- Google‘s life sciences spinoff Verily will start to take on the opioid crisis.
- Beginning this spring, Verily will be partnering with health networks in Dayton, Ohio to create a data-driven rehab facility for those experiencing opioid addiction.
- The non-profit initiative will be called OneFifteen and will be headquartered in Montgomery County, Ohio – a region Verily described as “ground zero” for the opioid epidemic.
- “We are focused on making health information useful so people can live healthier lives and in the face of one of the greatest public health crises the US has seen, we feel compelled to act,” the company said.
Google‘s life sciences spinoff Verily wants to take on the opioid crisis.
On Wednesday, the company announced in a blog post it would be partnering with two health networks in Dayton, Ohio to create a data-driven rehab facility for those experiencing opioid addiction.
The company said that in assessing the opioid crisis, a common issue it found was an information gap for patients, communities, and lawmakers. Verily thinks it can provide the technology needed to solve that data problem, and hopefully “advance the understanding of how to treat and promote sustained recovery for those experiencing addiction.”
The life science arm of Google-parent Alphabet – which has its hands in many health-related projects from diabetes care to creating utensils for those with movement disorders – said the opioid problem in the US was too big to ignore.

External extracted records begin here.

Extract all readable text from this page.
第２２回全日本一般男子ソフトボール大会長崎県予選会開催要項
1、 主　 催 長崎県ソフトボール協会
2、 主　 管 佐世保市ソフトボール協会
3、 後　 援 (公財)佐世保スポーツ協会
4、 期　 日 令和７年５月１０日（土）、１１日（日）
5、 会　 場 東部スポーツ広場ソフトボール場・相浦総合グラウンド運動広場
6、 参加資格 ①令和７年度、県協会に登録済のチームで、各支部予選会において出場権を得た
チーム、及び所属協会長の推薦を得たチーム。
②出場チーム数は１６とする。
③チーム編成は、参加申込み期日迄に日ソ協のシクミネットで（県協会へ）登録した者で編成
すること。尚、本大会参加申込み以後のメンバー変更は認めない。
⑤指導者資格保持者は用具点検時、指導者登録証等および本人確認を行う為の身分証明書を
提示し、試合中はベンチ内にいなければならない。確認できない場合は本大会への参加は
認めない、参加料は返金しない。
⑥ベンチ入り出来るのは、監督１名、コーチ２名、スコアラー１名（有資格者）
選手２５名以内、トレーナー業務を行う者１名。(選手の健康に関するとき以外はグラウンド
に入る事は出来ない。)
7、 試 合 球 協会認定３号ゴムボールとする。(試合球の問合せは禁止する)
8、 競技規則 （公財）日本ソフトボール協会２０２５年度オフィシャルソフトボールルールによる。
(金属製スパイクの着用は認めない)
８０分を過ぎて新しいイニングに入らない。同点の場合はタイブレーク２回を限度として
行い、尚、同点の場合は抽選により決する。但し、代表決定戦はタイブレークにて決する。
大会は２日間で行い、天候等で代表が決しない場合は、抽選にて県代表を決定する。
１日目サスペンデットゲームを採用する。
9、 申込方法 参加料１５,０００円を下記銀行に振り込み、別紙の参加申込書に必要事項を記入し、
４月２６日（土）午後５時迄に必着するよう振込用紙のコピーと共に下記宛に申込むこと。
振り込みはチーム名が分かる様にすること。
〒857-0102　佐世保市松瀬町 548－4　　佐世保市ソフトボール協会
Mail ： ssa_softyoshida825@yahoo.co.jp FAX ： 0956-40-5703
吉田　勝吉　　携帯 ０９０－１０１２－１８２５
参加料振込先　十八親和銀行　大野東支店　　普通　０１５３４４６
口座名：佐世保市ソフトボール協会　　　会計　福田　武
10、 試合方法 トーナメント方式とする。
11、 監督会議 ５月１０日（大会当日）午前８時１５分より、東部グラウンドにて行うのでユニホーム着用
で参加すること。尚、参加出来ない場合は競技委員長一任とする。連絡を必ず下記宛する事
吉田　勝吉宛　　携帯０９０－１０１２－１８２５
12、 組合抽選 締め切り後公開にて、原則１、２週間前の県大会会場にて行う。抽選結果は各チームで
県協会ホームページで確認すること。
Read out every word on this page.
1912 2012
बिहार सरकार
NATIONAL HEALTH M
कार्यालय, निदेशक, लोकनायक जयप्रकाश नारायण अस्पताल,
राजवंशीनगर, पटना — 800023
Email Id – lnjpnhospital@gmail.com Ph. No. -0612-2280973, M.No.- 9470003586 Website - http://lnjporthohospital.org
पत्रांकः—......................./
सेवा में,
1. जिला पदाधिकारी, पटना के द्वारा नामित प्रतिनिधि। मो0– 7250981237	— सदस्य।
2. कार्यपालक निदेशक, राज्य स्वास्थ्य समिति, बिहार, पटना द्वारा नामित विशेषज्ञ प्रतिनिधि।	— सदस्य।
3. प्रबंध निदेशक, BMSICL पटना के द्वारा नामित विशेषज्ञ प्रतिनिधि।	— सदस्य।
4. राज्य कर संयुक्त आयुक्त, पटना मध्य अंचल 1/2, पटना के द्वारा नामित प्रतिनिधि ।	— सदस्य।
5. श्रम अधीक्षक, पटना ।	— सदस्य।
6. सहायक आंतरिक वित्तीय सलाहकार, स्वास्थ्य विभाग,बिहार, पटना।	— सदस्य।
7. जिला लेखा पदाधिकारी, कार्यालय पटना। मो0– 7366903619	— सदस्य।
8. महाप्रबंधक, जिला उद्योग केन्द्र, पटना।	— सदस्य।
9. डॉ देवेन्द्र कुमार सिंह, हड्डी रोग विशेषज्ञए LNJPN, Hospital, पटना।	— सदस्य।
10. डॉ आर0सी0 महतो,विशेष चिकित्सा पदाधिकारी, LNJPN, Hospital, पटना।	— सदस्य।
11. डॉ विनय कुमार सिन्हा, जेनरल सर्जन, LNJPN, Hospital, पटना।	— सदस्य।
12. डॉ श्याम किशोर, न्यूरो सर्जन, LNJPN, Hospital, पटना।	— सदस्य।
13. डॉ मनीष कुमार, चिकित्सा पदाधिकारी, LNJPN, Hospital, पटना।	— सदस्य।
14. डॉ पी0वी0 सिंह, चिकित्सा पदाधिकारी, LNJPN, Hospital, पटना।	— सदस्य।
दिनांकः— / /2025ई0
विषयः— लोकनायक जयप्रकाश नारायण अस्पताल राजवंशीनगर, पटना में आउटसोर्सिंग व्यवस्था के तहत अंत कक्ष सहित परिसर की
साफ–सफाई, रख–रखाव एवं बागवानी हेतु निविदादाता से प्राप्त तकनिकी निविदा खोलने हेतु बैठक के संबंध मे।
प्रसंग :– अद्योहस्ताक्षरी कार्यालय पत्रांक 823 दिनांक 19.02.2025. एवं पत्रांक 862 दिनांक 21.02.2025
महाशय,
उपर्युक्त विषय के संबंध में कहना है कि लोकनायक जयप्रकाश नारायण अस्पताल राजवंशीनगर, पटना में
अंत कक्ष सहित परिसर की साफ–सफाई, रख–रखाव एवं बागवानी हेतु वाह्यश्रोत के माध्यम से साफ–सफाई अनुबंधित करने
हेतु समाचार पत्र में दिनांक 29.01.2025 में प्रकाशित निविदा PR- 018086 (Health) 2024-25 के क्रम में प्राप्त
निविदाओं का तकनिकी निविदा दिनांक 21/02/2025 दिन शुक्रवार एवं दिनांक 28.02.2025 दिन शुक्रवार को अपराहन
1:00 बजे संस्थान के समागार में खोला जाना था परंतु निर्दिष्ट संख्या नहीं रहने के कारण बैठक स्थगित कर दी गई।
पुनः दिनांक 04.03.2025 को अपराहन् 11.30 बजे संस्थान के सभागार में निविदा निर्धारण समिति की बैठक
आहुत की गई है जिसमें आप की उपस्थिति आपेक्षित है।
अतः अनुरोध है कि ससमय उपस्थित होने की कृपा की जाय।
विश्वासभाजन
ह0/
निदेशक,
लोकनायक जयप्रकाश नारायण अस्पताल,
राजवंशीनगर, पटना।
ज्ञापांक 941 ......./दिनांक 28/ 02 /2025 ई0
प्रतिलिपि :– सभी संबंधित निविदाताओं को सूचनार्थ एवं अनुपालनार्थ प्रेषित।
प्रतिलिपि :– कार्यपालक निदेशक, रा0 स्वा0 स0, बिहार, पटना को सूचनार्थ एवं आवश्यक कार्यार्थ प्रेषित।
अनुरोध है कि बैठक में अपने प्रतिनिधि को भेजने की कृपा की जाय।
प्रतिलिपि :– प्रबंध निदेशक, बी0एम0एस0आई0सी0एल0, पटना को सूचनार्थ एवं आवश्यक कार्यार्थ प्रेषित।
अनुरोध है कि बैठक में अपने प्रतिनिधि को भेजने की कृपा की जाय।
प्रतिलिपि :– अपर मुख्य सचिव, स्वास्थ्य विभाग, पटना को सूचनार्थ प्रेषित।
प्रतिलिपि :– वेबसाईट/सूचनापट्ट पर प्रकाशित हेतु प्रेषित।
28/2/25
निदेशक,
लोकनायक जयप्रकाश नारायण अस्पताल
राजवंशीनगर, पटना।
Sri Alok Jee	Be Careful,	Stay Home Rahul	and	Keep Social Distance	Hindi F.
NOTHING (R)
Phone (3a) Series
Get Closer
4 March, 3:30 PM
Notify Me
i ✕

“We are focused on making health information useful so people can live healthier lives,” the company said in its blog post announcing the project. “And in the face of one of the greatest public health crises the US has seen, we feel compelled to act.”
The initiative will be called OneFifteen and will be headquartered in Montgomery County, Ohio – a region Verily described as “ground zero” for the opioid epidemic.
Verily has partnered with Kettering Health Network and Premier Health to create OneFifteen, which will be a not-for-profit endeavour. It has also joined forces with Alexandria Real Estate Equities to help design and develop the campus, which will have both outpatient and inpatient services.
“We are working to develop a tech-enabled campus conducive to promoting recovery and addressing the holistic needs of each individual treated,” Verily said.
According to a CNBC report, OneFifteen plans to start seeing patients in Spring of 2019, and the full campus is set to be completed by 2020.
A Verily spokesperson did not immediately respond to Business Insider’s request for comment.
In January, Verily raised a $US1 billion in a mega-funding round which its CEO Andrew Conrad said at the time would, “increase flexibility and optionality as we expand on our core strategic focus areas.” Last week, reports surfaced that the company was interested in embedding sensors into sneakers to monitor a person’s health and is hoping to attract a shoe industry partner to bring the concept to life.
In its earnings call with investors on Monday, Alphabet CFO Ruth Porat said that its “Other Bets” revenues – which includes subsidiaries like Fibre and Verily – were $US595 million in 2018, up 25% from the previous year. The operating loss for all the “Other Bets,” however, increased from $US2.7 billion in 2017 to $US3.4 billion in 2018.